Fourth Anniversary of Dodd-Frank Finds Financial Reform Under Attack From Corporate America
Today, July 21, 2014, is the fourth anniversary of the passage of the Dodd-Frank Act — the most significant financial reform law enacted since the Great Depression to combat financial fraud. However, the law is under attack from Wall Street and Corporate America, and its most important provisions are in danger.
Dodd-Frank was passed in 2010 in reaction to the financial crisis and stock market fallout of the Great Recession. The federal government had to bail out major banks and corporations, and the President and many members of Congress felt obligated to make sure it would never happen again.
Part of those reforms was to include robust protections to encourage corporate whistleblowers to report financial fraud and securities violations. As the Dodd-Frank Act was being written, Kohn, Kohn & Colapinto’s partners worked directly with the Senate Banking Commission to ensure that whistleblowers could maintain anonymity, protect their jobs, and receive monetary rewards as an incentive for providing critical information about financial fraud to the Securities and Exchange Commission.

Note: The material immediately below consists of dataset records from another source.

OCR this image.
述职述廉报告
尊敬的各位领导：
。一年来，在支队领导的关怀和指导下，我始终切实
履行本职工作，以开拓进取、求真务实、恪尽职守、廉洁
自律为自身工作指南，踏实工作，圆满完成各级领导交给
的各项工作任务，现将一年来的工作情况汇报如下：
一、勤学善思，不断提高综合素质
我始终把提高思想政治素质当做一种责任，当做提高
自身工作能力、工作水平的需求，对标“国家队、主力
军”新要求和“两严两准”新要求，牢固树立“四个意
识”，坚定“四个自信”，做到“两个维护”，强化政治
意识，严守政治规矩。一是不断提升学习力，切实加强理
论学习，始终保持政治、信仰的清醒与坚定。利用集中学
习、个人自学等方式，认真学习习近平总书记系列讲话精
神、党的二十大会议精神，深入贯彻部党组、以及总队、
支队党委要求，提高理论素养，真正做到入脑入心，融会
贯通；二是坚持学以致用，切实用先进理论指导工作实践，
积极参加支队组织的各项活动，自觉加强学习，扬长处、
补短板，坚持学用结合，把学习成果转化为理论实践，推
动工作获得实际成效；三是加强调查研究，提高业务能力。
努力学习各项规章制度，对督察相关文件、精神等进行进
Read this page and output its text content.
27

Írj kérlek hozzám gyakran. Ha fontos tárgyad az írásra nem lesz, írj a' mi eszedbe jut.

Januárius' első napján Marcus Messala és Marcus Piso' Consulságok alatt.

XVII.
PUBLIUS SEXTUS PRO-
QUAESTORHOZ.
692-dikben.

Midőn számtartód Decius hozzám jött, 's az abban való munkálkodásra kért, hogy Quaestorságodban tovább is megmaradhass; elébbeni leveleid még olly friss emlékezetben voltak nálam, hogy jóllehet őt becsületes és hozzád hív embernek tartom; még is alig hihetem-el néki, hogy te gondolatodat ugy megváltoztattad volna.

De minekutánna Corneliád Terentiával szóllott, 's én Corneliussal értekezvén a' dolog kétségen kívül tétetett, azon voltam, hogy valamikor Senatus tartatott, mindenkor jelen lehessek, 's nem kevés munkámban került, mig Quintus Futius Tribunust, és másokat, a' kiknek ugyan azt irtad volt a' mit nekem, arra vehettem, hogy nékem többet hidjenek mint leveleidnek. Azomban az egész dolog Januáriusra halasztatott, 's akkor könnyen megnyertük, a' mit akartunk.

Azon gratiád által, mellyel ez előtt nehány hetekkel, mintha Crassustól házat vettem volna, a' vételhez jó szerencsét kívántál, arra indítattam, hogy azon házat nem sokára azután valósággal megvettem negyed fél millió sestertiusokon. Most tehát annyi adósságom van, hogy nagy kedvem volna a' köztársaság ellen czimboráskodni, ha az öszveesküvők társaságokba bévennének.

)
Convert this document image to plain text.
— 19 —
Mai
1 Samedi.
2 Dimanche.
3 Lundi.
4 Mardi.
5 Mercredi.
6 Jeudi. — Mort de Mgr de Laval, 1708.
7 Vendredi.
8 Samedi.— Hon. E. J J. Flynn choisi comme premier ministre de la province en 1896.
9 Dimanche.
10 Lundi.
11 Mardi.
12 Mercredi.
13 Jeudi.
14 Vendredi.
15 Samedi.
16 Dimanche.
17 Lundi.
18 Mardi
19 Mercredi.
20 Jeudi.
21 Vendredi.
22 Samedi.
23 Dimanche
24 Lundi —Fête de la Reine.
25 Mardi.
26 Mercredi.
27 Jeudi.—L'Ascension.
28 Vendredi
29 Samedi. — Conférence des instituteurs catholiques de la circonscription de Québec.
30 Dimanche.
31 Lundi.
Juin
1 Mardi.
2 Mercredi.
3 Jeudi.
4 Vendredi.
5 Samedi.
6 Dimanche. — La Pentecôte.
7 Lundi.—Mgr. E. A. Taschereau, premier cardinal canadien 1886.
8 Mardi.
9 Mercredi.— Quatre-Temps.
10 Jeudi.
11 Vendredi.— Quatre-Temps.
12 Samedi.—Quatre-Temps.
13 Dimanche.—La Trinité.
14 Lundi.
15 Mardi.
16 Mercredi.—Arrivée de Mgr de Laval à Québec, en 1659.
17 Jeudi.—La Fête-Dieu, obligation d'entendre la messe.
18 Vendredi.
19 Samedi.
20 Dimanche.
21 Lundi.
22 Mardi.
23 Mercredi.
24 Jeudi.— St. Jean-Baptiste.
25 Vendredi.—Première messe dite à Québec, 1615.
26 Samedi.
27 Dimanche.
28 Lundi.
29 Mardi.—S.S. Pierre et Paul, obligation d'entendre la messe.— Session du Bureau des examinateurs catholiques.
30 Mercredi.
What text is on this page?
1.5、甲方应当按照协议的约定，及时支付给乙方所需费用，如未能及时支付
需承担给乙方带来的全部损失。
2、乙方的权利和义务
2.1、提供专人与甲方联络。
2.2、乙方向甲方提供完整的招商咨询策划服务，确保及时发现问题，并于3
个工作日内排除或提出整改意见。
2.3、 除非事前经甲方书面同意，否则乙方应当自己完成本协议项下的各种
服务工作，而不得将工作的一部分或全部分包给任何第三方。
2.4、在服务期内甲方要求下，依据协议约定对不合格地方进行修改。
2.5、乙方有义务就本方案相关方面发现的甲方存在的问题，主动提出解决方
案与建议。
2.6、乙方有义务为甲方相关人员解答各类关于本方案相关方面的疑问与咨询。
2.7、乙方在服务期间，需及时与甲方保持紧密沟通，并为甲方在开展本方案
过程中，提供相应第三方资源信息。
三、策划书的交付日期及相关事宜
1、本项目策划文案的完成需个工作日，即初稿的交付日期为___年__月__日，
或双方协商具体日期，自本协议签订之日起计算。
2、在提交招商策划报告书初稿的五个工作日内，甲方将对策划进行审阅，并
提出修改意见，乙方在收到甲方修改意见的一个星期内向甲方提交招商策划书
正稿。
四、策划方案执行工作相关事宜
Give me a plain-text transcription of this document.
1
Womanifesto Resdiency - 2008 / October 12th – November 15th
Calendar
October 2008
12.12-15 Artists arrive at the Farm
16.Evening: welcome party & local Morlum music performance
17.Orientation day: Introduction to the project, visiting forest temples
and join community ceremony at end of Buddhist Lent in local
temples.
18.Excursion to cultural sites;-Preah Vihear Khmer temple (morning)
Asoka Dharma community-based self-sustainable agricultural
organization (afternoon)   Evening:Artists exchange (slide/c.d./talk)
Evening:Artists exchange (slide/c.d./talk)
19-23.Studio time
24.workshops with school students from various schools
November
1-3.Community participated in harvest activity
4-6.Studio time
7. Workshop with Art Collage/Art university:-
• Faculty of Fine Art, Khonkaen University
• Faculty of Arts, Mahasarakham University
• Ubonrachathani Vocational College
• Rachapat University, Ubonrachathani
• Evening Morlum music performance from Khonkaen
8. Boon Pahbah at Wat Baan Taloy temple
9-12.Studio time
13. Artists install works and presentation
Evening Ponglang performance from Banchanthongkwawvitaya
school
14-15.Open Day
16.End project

After the Dodd-Frank Act was signed into law, Kohn, Kohn & Colapinto’s partners met directly with every Commissioner of the Securities and Exchange Commission and submitted written comments to the SEC that greatly influenced the shape of the final whistleblower rules for the SEC’s whistleblower program.
Since the enactment of Dodd-Frank, the SEC’s Office of the Whistleblower has received thousands of high quality whistleblower allegations each year about ongoing financial fraud and securities violations. The SEC has recovered millions of dollars based on these disclosures. The Dodd-Frank Act authorizes the Securities and Exchange Commission and the Commodity Futures Trading Commission to pay monetary awards to whistleblowers that come forward with information leading to more than $1,000,000 in sanctions. The range for awards is between 10 and 30 percent of the money collected.
Thus far, the SEC has issued six orders granting awards to whistleblowers, but it is expected there will be large whistleblower awards issued in the near future as the SEC Office of the Whistleblower processes more claims filed under the Dodd-Frank whistleblower provisions. Under other new authorities in the Dodd-Frank Act, the SEC has also brought enforcement actions against companies that retaliate against whistleblowers.
However, from the very beginning, publicly traded companies and big business have been fighting Dodd-Frank to keep corporate whistleblowers silent. Corporations have increased the practices of illegal gag agreements and whistleblower retaliation while at the same time arguing that whistleblowers must report to internal compliance programs before they can go to the SEC. Currently, members of Congress and the SEC are investigating one such case of illegal gag agreements in a case handled by Kohn, Kohn & Colapinto.
These practices are a threat to the Dodd-Frank whistleblower provisions and serve to discourage the reporting of financial fraud, ponzi schemes and other securities violations. Without being able to maintain anonymity, whistleblowers stand to lose everything.
In addition, large special interests working for Wall Street and Corporate America are working overtime to lobby Congress to either roll back or repeal the Dodd-Frank whistleblower program and other corporate whistleblower rights.
Kohn, Kohn & Colapinto has successfully fought to defend these provisions in the past, and our partners are committed to continuing to fight to protect corporate whistleblowers in individual cases and to fight to protect the rights achieved under whistleblower laws, such as the Dodd-Frank Act and False Claims Act, in the months and years ahead.